Des systèmes de contrôle d’accès peuvent également utiliser les empreintes digitales comme contrôle supplémentaire de l’identité du passager. Mais personne n’utilise encore de lecteurs d’empreintes digitales biométriques, déclare Preben F. Poulsen, Vice-Président de VingCard Marine, qui conçoit des systèmes de sécurité pour navires : « Il subsiste le problème que toutes les empreintes digitales ne permettent pas une bonne lecture, mais nous proposons l’option. Elle ne sera probablement demandée que lorsqu’un désastre sera survenu. »
Rester vigilant
Les analystes sont surpris qu’aucun désastre ne soit encore survenu. Le nombre de passagers qui ont voyagés sur les navires de Cruise Lines International Association est passé de 7,2 à 11,2 millions entre 2000 et 2005. En 2002, le pétrolier Limburg a été attaqué et détruit au Yemen. Quelques attaques de ferries ont également été enregistrées en Indonésie. Mais pour le moment, les navires de croisière n’ont pas été touchés. Selon M. Greaves, la raison n’est pas le niveau de sécurité très élevé. « Je pourrais monter à bord d’un navire pour effectuer une attaque spectaculaire », ajoute-t-il.
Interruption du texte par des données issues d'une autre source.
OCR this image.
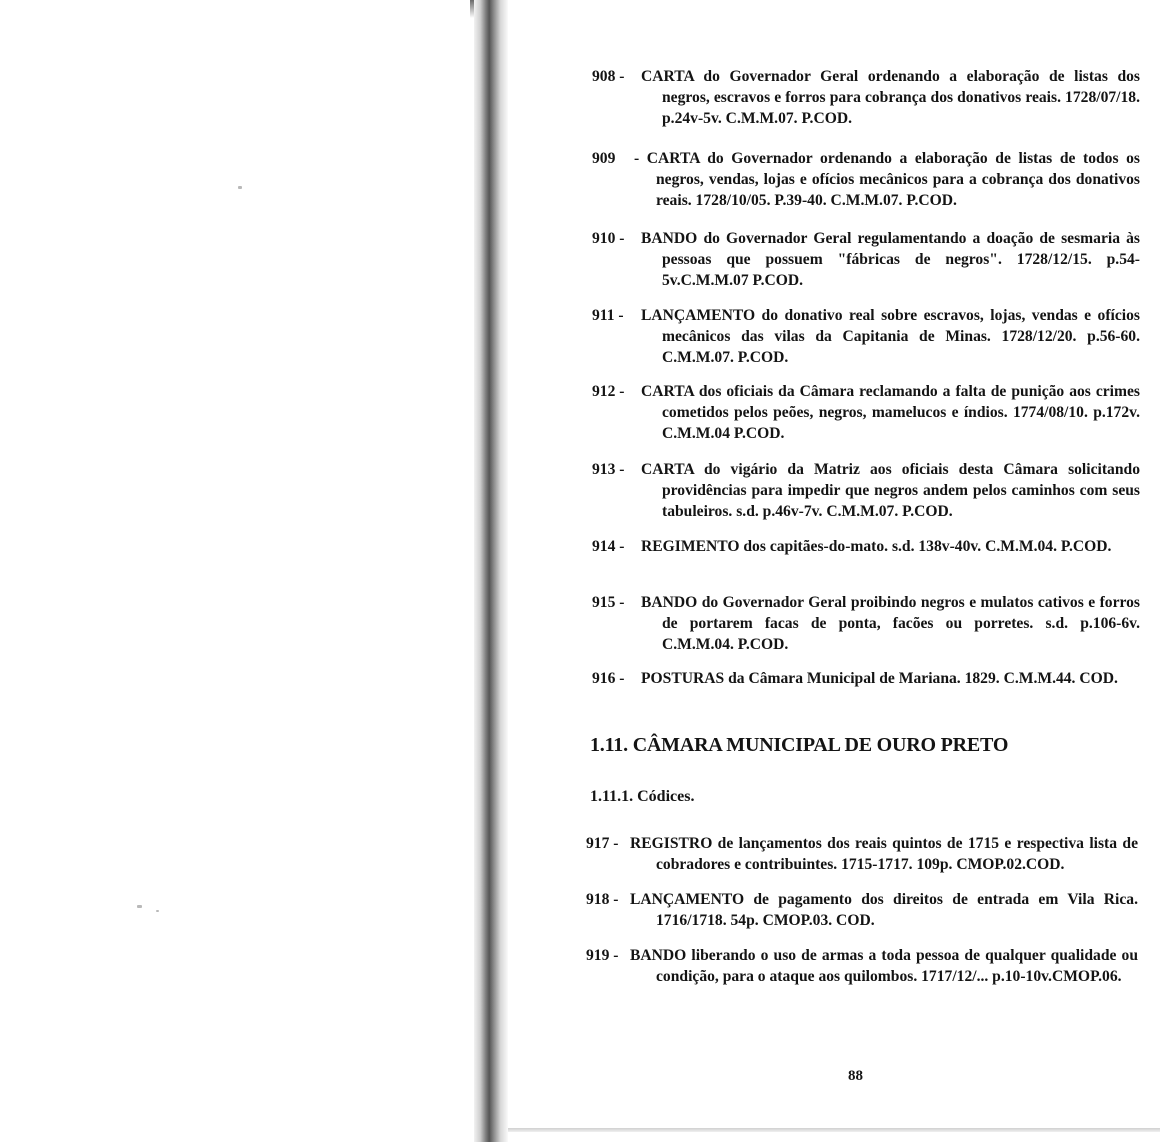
908 - CARTA do Governador Geral ordenando a elaboração de listas dos negros, escravos e forros para cobrança dos donativos reais. 1728/07/18. p.24v-5v. C.M.M.07. P.COD.
909 - CARTA do Governador ordenando a elaboração de listas de todos os negros, vendas, lojas e ofícios mecânicos para a cobrança dos donativos reais. 1728/10/05. P.39-40. C.M.M.07. P.COD.
910 - BANDO do Governador Geral regulamentando a doação de sesmaria às pessoas que possuem "fábricas de negros". 1728/12/15. p.54-5v.C.M.M.07 P.COD.
911 - LANÇAMENTO do donativo real sobre escravos, lojas, vendas e ofícios mecânicos das vilas da Capitania de Minas. 1728/12/20. p.56-60. C.M.M.07. P.COD.
912 - CARTA dos oficiais da Câmara reclamando a falta de punição aos crimes cometidos pelos peões, negros, mamelucos e índios. 1774/08/10. p.172v. C.M.M.04 P.COD.
913 - CARTA do vigário da Matriz aos oficiais desta Câmara solicitando providências para impedir que negros andem pelos caminhos com seus tabuleiros. s.d. p.46v-7v. C.M.M.07. P.COD.
914 - REGIMENTO dos capitães-do-mato. s.d. 138v-40v. C.M.M.04. P.COD.
915 - BANDO do Governador Geral proibindo negros e mulatos cativos e forros de portarem facas de ponta, facões ou porretes. s.d. p.106-6v. C.M.M.04. P.COD.
916 - POSTURAS da Câmara Municipal de Mariana. 1829. C.M.M.44. COD.
1.11. CÂMARA MUNICIPAL DE OURO PRETO
1.11.1. Códices.
917 - REGISTRO de lançamentos dos reais quintos de 1715 e respectiva lista de cobradores e contribuintes. 1715-1717. 109p. CMOP.02.COD.
918 - LANÇAMENTO de pagamento dos direitos de entrada em Vila Rica. 1716/1718. 54p. CMOP.03. COD.
919 - BANDO liberando o uso de armas a toda pessoa de qualquer qualidade ou condição, para o ataque aos quilombos. 1717/12/... p.10-10v.CMOP.06.
88
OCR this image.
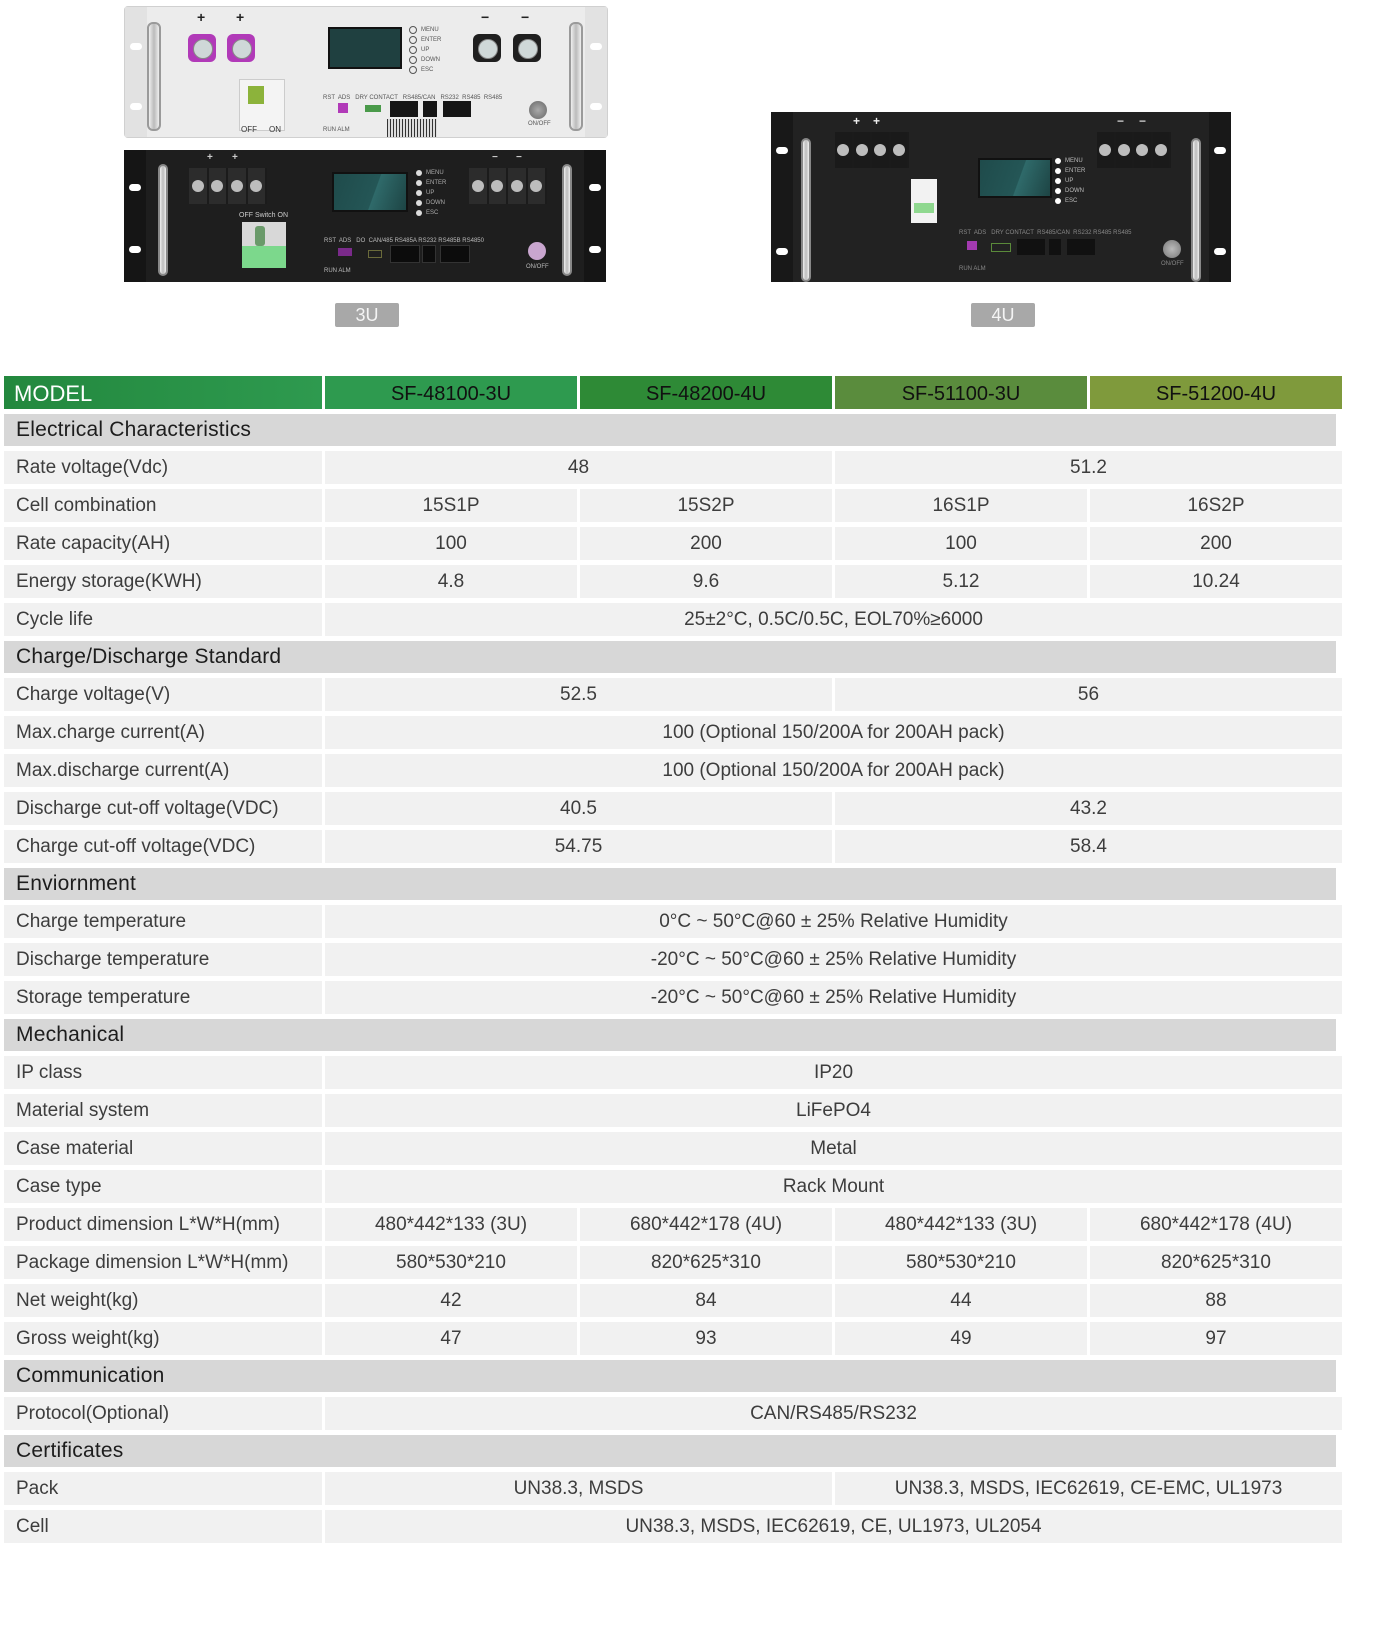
+ +	− −
MENU
ENTER
UP
DOWN
ESC
OFF ON
RST  ADS   DRY CONTACT   RS485/CAN   RS232  RS485  RS485
RUN ALM
ON/OFF
+ +	− −
MENU
ENTER
UP
DOWN
ESC
OFF Switch ON
RST  ADS   DO  CAN/485 RS485A RS232 RS485B RS4850
RUN ALM
ON/OFF
3U
+ +	− −
MENU
ENTER
UP
DOWN
ESC
RST  ADS   DRY CONTACT  RS485/CAN  RS232 RS485 RS485
RUN ALM
ON/OFF
4U
MODEL	SF-48100-3U	SF-48200-4U	SF-51100-3U	SF-51200-4U
Electrical Characteristics
Rate voltage(Vdc)	48	51.2
Cell combination	15S1P	15S2P	16S1P	16S2P
Rate capacity(AH)	100	200	100	200
Energy storage(KWH)	4.8	9.6	5.12	10.24
Cycle life	25±2°C, 0.5C/0.5C, EOL70%≥6000
Charge/Discharge Standard
Charge voltage(V)	52.5	56
Max.charge current(A)	100 (Optional 150/200A for 200AH pack)
Max.discharge current(A)	100 (Optional 150/200A for 200AH pack)
Discharge cut-off voltage(VDC)	40.5	43.2
Charge cut-off voltage(VDC)	54.75	58.4
Enviornment
Charge temperature	0°C ~ 50°C@60 ± 25% Relative Humidity
Discharge temperature	-20°C ~ 50°C@60 ± 25% Relative Humidity
Storage temperature	-20°C ~ 50°C@60 ± 25% Relative Humidity
Mechanical
IP class	IP20
Material system	LiFePO4
Case material	Metal
Case type	Rack Mount
Product dimension L*W*H(mm)	480*442*133 (3U)	680*442*178 (4U)	480*442*133 (3U)	680*442*178 (4U)
Package dimension L*W*H(mm)	580*530*210	820*625*310	580*530*210	820*625*310
Net weight(kg)	42	84	44	88
Gross weight(kg)	47	93	49	97
Communication
Protocol(Optional)	CAN/RS485/RS232
Certificates
Pack	UN38.3, MSDS	UN38.3, MSDS, IEC62619, CE-EMC, UL1973
Cell	UN38.3, MSDS, IEC62619, CE, UL1973, UL2054
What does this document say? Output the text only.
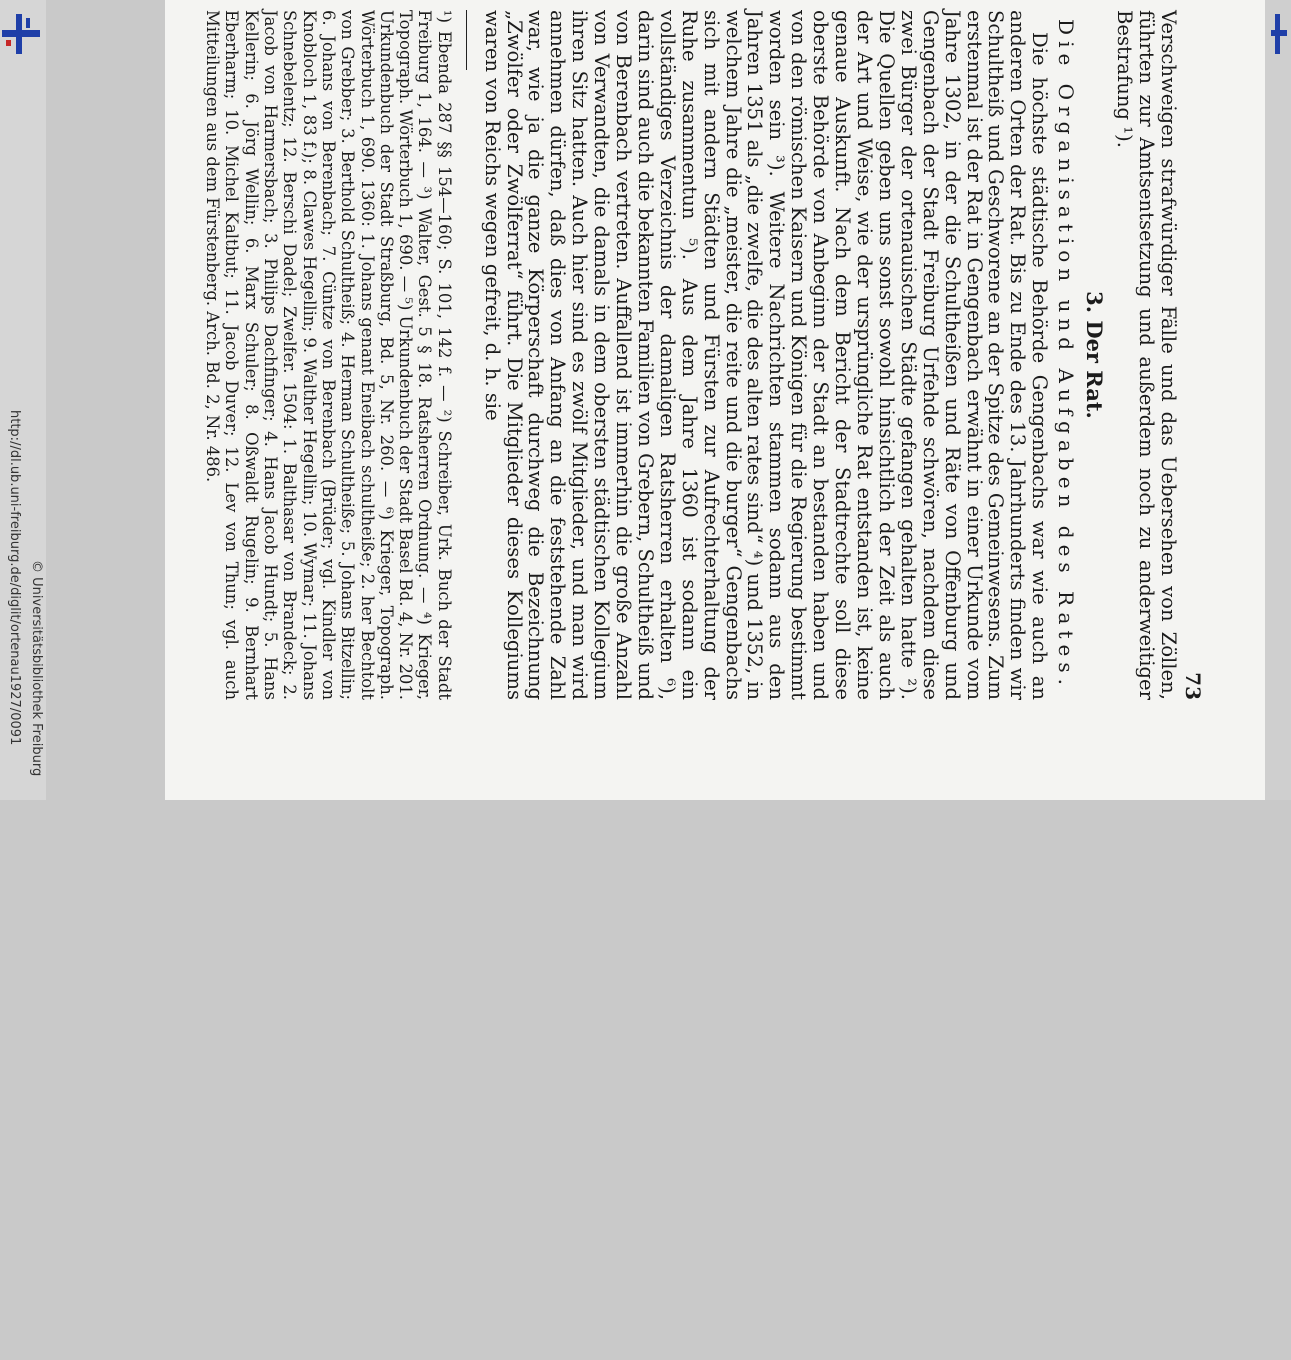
http://dl.ub.uni-freiburg.de/diglit/ortenau1927/0091 © Universitätsbibliothek Freiburg	73

Verschweigen strafwürdiger Fälle und das Uebersehen von Zöllen, führten zur Amtsentsetzung und außerdem noch zu anderweitiger Bestrafung ¹).

3. Der Rat.
Die Organisation und Aufgaben des Rates.

Die höchste städtische Behörde Gengenbachs war wie auch an anderen Orten der Rat. Bis zu Ende des 13. Jahrhunderts finden wir Schultheiß und Geschworene an der Spitze des Gemeinwesens. Zum erstenmal ist der Rat in Gengenbach erwähnt in einer Urkunde vom Jahre 1302, in der die Schultheißen und Räte von Offenburg und Gengenbach der Stadt Freiburg Urfehde schwören, nachdem diese zwei Bürger der ortenauischen Städte gefangen gehalten hatte ²). Die Quellen geben uns sonst sowohl hinsichtlich der Zeit als auch der Art und Weise, wie der ursprüngliche Rat entstanden ist, keine genaue Auskunft. Nach dem Bericht der Stadtrechte soll diese oberste Behörde von Anbeginn der Stadt an bestanden haben und von den römischen Kaisern und Königen für die Regierung bestimmt worden sein ³). Weitere Nachrichten stammen sodann aus den Jahren 1351 als „die zwelfe, die des alten rates sind“ ⁴) und 1352, in welchem Jahre die „meister, die reite und die burger“ Gengenbachs sich mit andern Städten und Fürsten zur Aufrechterhaltung der Ruhe zusammentun ⁵). Aus dem Jahre 1360 ist sodann ein vollständiges Verzeichnis der damaligen Ratsherren erhalten ⁶), darin sind auch die bekannten Familien von Grebern, Schultheiß und von Berenbach vertreten. Auffallend ist immerhin die große Anzahl von Verwandten, die damals in dem obersten städtischen Kollegium ihren Sitz hatten. Auch hier sind es zwölf Mitglieder, und man wird annehmen dürfen, daß dies von Anfang an die feststehende Zahl war, wie ja die ganze Körperschaft durchweg die Bezeichnung „Zwölfer oder Zwölferrat“ führt. Die Mitglieder dieses Kollegiums waren von Reichs wegen gefreit, d. h. sie

¹) Ebenda 287 §§ 154—160; S. 101, 142 f. — ²) Schreiber, Urk. Buch der Stadt Freiburg 1, 164. — ³) Walter, Gest. 5 § 18. Ratsherren Ordnung. — ⁴) Krieger, Topograph. Wörterbuch 1, 690. — ⁵) Urkundenbuch der Stadt Basel Bd. 4, Nr. 201. Urkundenbuch der Stadt Straßburg, Bd. 5, Nr. 260. — ⁶) Krieger, Topograph. Wörterbuch 1, 690. 1360: 1. Johans genant Eneibach schultheiße; 2. her Bechtolt von Grebber; 3. Berthold Schultheiß; 4. Herman Schultheiße; 5. Johans Bitzellin; 6. Johans von Berenbach; 7. Cüntze von Berenbach (Brüder; vgl. Kindler von Knobloch 1, 83 f.); 8. Clawes Hegellin; 9. Walther Hegellin; 10. Wymar; 11. Johans Schnebelentz; 12. Berschi Dadel; Zwelfer. 1504: 1. Balthasar von Brandeck; 2. Jacob von Harmersbach; 3. Philips Dachfinger; 4. Hans Jacob Hundt; 5. Hans Kellerin; 6. Jörg Wellin; 6. Marx Schuler; 8. Oßwaldt Rugelin; 9. Bernhart Eberharm; 10. Michel Kaltbut; 11. Jacob Duver; 12. Lev von Thun; vgl. auch Mitteilungen aus dem Fürstenberg. Arch. Bd. 2, Nr. 486.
Selon lui, il est difficile de convaincre les armateurs de renforcer leur sécurité tant que tout se passe bien.
Mais alors qu’on pourrait penser que les passagers souhaiteraient s’imaginer dans un paradis où le problème de la sécurité ne se pose pas, en fait, ils veulent être protégés par les contrôles appropriés. « Récemment, je me trouvais derrière un couple sur une passerelle », poursuit M. Greaves, « Personne n’était présent quand ils sont passés à travers le détecteur de métaux, alors la femme a dit à l’homme : ‘Hé, John, J’espère qu’il est allumé.’ »
Les passagers clandestins sont toujours assez courants mais leur nombre diminue. « Il faudrait une personne à chaque entrée ouverte d’un navire », précise M. Greaves. « Mais parfois les membres d’équipage font un tour pour prendre une cigarette. » Le contrôle d’accès pour l’équipage doit être particulièrement strict. Deux passagers clandestins sont récemment montés à bord d’un navire de l’un de ses clients, en prétendant qu’ils étaient officiers de sécurité. « Mais l’équipage a pu utiliser des images de la télévision en circuit fermé pour les identifier et les débarquer au port d’escale suivant. »
Les problèmes de sécurité à bord d’un navire sont habituellement beaucoup plus courants que le risque d’attaques terroristes. « Nous connaissons tout type de crime, du vol au viol », poursuit M. Greaves. « Au début des années quatre-vingt-dix, il y avait seulement des caméras au niveau de l’entrée. De nos jours, il y a de grandes chances qu’il y en ait partout dans le navire pour surveiller les passagers comme l’équipage. » Il peut également y avoir des passagers qui déclarent avoir glissé pour obtenir un surclassement ou qui portent des accusations d’agression sexuelle par un membre d’équipage.
À l’horizon
Les développements dans le secteur sont souvent similaires à ceux sur terre. Par exemple, VingCard propose des serrures connectées pour toutes les zones de sécurité, ou une carte-clé de cabine qui peut être utilisée pour faire des achats sur le paquebot. « En fait, c’est le confort qui stimulait les développements au début, puis est venu le 11 septembre », souligne Preben F. Poulsen. Mais il existe des spécificités marines, ajoute-il : « Par exemple, nous incluons toujours un cylindre mécanique supplémentaire dans les serrures en cas d’évacuation. »
Les futurs développements pourraient bien allier confort et sécurité. VingCard travaille sur un système de fermeture en ligne. Actuellement, si un passager perd une carte, il faut reprogrammer la serrure manuellement. En outre, les consignations d’entrées ne sont réalisées qu’à l’intérieur des serrures individuelles. Mais un système en ligne permettrait également à tout le système d’être commandé de manière centralisée.